The next day, I went to a small Rosie the Riveter Memorial museum-cum-visitor’s center in a national park in Richmond, California, on the shores of San Francisco Bay. There, during World War II, workers at a giant Ford plant assembled tanks, while Henry Kaiser’s nearby shipyard complex was, at one point, launching a Liberty or Victory ship every single day. Let me repeat that: on average, one ship a day. Almost three-quarters of a century later, that remains mindboggling. In fact, those yards, as I learned from a documentary at the visitor’s center, set a record by constructing a single cargo ship, stem to stern, in just under five days.

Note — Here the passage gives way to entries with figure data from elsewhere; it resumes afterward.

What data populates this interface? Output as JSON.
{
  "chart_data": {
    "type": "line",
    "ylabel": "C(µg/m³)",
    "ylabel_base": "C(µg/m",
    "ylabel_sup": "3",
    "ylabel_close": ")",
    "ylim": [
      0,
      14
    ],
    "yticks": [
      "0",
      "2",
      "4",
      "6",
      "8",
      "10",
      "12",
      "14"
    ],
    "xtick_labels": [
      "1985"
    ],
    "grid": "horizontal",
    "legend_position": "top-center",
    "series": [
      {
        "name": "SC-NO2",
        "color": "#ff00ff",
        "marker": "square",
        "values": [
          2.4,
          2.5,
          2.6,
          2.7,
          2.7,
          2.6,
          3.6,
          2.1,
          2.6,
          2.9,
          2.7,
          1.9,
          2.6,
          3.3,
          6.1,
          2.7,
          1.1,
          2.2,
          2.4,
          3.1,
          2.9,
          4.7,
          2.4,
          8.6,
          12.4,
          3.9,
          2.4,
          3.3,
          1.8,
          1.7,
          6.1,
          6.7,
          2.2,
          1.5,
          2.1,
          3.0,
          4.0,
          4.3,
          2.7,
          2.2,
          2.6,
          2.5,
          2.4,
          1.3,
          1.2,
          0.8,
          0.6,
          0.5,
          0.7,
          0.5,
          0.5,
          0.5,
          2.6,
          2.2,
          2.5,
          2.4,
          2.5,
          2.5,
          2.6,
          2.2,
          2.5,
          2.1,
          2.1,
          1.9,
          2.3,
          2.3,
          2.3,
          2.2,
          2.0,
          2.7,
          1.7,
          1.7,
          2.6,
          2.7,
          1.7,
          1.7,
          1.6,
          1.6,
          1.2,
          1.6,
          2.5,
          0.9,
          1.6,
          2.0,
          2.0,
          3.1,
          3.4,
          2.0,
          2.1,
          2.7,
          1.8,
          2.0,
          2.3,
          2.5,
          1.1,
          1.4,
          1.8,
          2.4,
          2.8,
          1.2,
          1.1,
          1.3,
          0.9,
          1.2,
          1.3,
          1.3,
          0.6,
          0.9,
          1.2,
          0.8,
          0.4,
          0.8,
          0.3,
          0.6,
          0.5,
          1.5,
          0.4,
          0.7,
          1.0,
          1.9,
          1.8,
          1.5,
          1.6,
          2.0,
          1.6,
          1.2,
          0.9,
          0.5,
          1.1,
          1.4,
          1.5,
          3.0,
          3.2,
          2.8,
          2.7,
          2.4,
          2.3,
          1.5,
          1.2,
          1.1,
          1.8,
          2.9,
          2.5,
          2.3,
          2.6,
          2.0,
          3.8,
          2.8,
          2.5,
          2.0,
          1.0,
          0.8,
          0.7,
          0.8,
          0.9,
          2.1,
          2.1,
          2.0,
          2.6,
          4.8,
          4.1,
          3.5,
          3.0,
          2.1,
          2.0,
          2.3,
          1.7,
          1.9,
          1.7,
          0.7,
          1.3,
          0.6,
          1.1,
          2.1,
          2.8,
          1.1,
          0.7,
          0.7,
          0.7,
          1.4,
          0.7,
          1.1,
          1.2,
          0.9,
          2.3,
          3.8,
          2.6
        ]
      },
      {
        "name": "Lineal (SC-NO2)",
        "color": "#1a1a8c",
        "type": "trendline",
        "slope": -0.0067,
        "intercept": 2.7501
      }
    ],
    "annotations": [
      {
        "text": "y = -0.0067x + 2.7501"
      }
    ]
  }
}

And what made such records and that kind of 24/7 productiveness possible in wartime America? All of it happened largely because the gates to the American workforce were suddenly thrown open not just to Rosie, the famed riveter, and so many other women whose opportunities had previously been limited largely to gender-stereotyped jobs, but to African Americans, Chinese Americans, the aged, the disabled, just about everyone in town (except incarcerated Japanese Americans) who had previously been left out or sold short, the sort of cross-section of a country that wouldn’t rub elbows again for decades.